Einen Vorteil aber hat Instagram: Die bestehende und treue Nutzerbasis. Facebook muss sich in diesem Fall nicht erst gegen die Konkurrenz beweisen, sondern ergänzt einen populären Dienst lediglich um eine neue Funktion. Sicherlich hofft Facebook, dass die Nutzer, die zurzeit sowohl Instagram als auch Vine nutzen, künftig nur auf eine App setzen. Gleichzeitig warnen Kritiker davor, dass die Videofunktion die Stärken Instagrams verwässern könnte.

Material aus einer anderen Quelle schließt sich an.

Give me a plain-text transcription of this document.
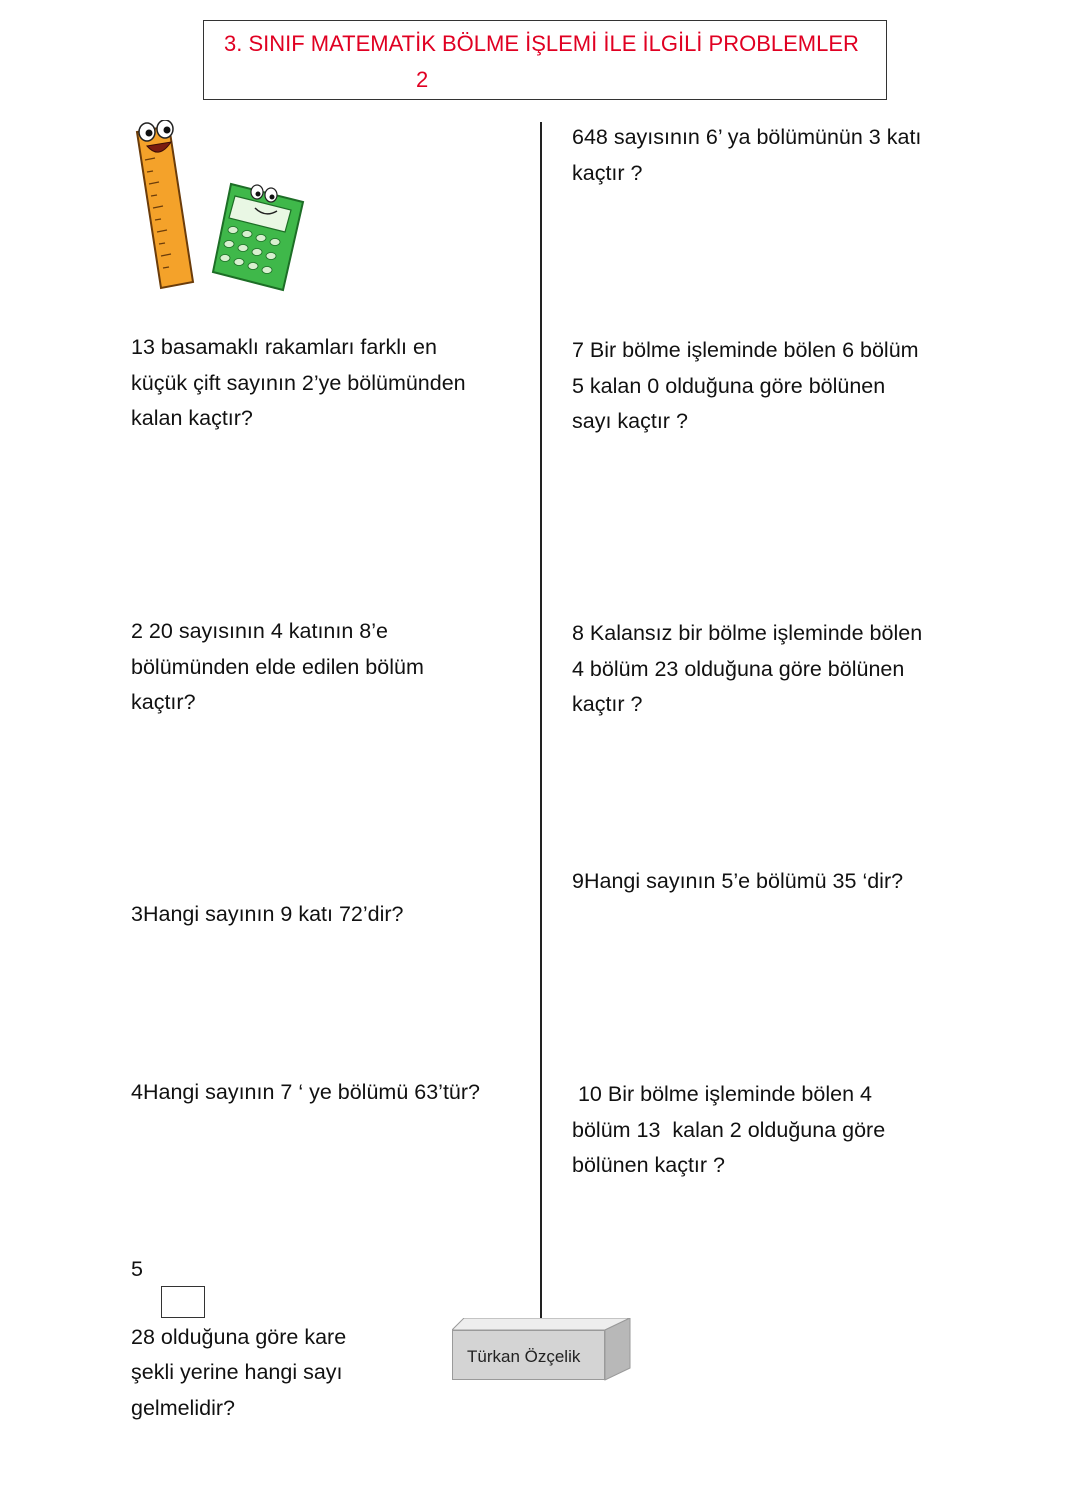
3. SINIF MATEMATİK BÖLME İŞLEMİ İLE İLGİLİ PROBLEMLER
2
13 basamaklı rakamları farklı en
küçük çift sayının 2’ye bölümünden
kalan kaçtır?
2 20 sayısının 4 katının 8’e
bölümünden elde edilen bölüm
kaçtır?
3Hangi sayının 9 katı 72’dir?
4Hangi sayının 7 ‘ ye bölümü 63’tür?
5
28 olduğuna göre kare
şekli yerine hangi sayı
gelmelidir?
648 sayısının 6’ ya bölümünün 3 katı
kaçtır ?
7 Bir bölme işleminde bölen 6 bölüm
5 kalan 0 olduğuna göre bölünen
sayı kaçtır ?
8 Kalansız bir bölme işleminde bölen
4 bölüm 23 olduğuna göre bölünen
kaçtır ?
9Hangi sayının 5’e bölümü 35 ‘dir?
10 Bir bölme işleminde bölen 4
bölüm 13  kalan 2 olduğuna göre
bölünen kaçtır ?
Türkan Özçelik
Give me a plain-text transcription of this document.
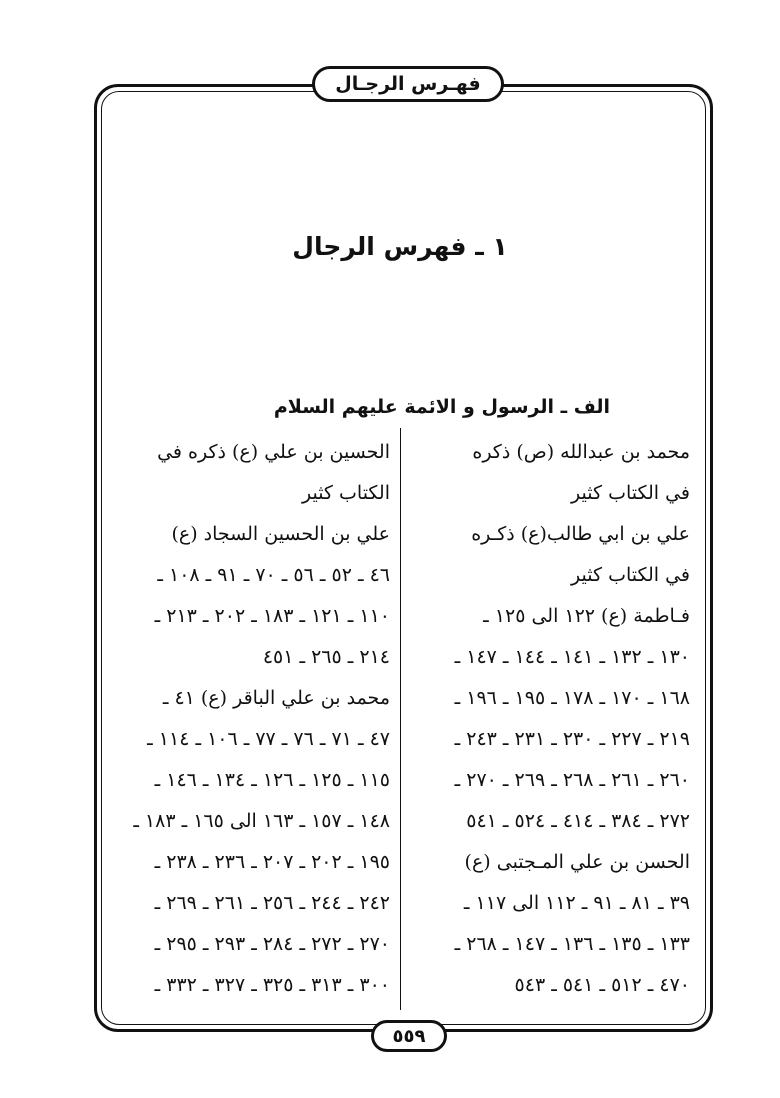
فهـرس الرجـال
١ ـ فهرس الرجال
الف ـ الرسول و الائمة عليهم السلام
محمد بن عبدالله (ص) ذكره
في الكتاب كثير
علي بن ابي طالب(ع) ذكـره
في الكتاب كثير
فـاطمة (ع) ١٢٢ الى ١٢٥ ـ
١٣٠ ـ ١٣٢ ـ ١٤١ ـ ١٤٤ ـ ١٤٧ ـ
١٦٨ ـ ١٧٠ ـ ١٧٨ ـ ١٩٥ ـ ١٩٦ ـ
٢١٩ ـ ٢٢٧ ـ ٢٣٠ ـ ٢٣١ ـ ٢٤٣ ـ
٢٦٠ ـ ٢٦١ ـ ٢٦٨ ـ ٢٦٩ ـ ٢٧٠ ـ
٢٧٢ ـ ٣٨٤ ـ ٤١٤ ـ ٥٢٤ ـ ٥٤١
الحسن بن علي المـجتبى (ع)
٣٩ ـ ٨١ ـ ٩١ ـ ١١٢ الى ١١٧ ـ
١٣٣ ـ ١٣٥ ـ ١٣٦ ـ ١٤٧ ـ ٢٦٨ ـ
٤٧٠ ـ ٥١٢ ـ ٥٤١ ـ ٥٤٣
الحسين بن علي (ع) ذكره في
الكتاب كثير
علي بن الحسين السجاد (ع)
٤٦ ـ ٥٢ ـ ٥٦ ـ ٧٠ ـ ٩١ ـ ١٠٨ ـ
١١٠ ـ ١٢١ ـ ١٨٣ ـ ٢٠٢ ـ ٢١٣ ـ
٢١٤ ـ ٢٦٥ ـ ٤٥١
محمد بن علي الباقر (ع) ٤١ ـ
٤٧ ـ ٧١ ـ ٧٦ ـ ٧٧ ـ ١٠٦ ـ ١١٤ ـ
١١٥ ـ ١٢٥ ـ ١٢٦ ـ ١٣٤ ـ ١٤٦ ـ
١٤٨ ـ ١٥٧ ـ ١٦٣ الى ١٦٥ ـ ١٨٣ ـ
١٩٥ ـ ٢٠٢ ـ ٢٠٧ ـ ٢٣٦ ـ ٢٣٨ ـ
٢٤٢ ـ ٢٤٤ ـ ٢٥٦ ـ ٢٦١ ـ ٢٦٩ ـ
٢٧٠ ـ ٢٧٢ ـ ٢٨٤ ـ ٢٩٣ ـ ٢٩٥ ـ
٣٠٠ ـ ٣١٣ ـ ٣٢٥ ـ ٣٢٧ ـ ٣٣٢ ـ
٥٥٩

Kurze Clips liegen im Trend
In jedem Fall ist offenbar auch Facebook davon überzeugt, dass das Potenzial von kurzen Videoclips noch nicht ausgeschöpft ist. Schon länger buhlen Dienste um den Social-Video-Markt. Bereits Anfang 2009 versuchte das Startup 12 Seconds einen Videodienst für Twitter einzuführen. Das Unternehmen stellte 2010 den Betrieb ein. Wenig später trat Viddy auf den Plan, es folgten unter anderem Socialcam, Klip, Mobli und Cinemagram. Sie alle bieten ähnliche Funktionen: Eine kurze Aufnahmelänge, trendige Filter, simple Bearbeitungsmöglichkeiten und Social-Media-Integration. Obwohl es die Dienste schon länger gibt, haben sie Analysen zufolge seit der Einführung von Vine Nutzer verloren. Mit Instagram dürfte die Situation nicht einfacher werden.
Doch weshalb sind die kurzen, meist unterbelichteten und verwackelten Momentaufnahmen eigentlich so beliebt? Hat das Format einen Mehrwert oder sehen wir künftig nur noch mehr bewegte Aufnahmen von Katzen und Essen?
Die Antwort liegt vermutlich irgendwo dazwischen. Zum einen ist der Wechsel zum Bewegtbild der natürliche Gang der Dinge. Je mehr Menschen Smartphones benutzen und die Nutzung mobiler Datenverbindungen steigt, desto attraktiver wird auch das Teilen von Videos. Sechs bis fünfzehn Sekunden klingen nach wenig und sind doch genug, um Kontext zu liefern, kleine Geschichten zu erzählen – wie die artverwandten Gifs zeigen. Die Mikroinhalte, die Twitter etablierte, könnten sich bald auch auf Video übertragen. „Wir glauben, dass Einschränkungen die Kreativität fördern“, sagte Twitter-Gründer Jack Dorsey im Jahr 2007. Erste Vine-Memes deuten das Potenzial bereits an.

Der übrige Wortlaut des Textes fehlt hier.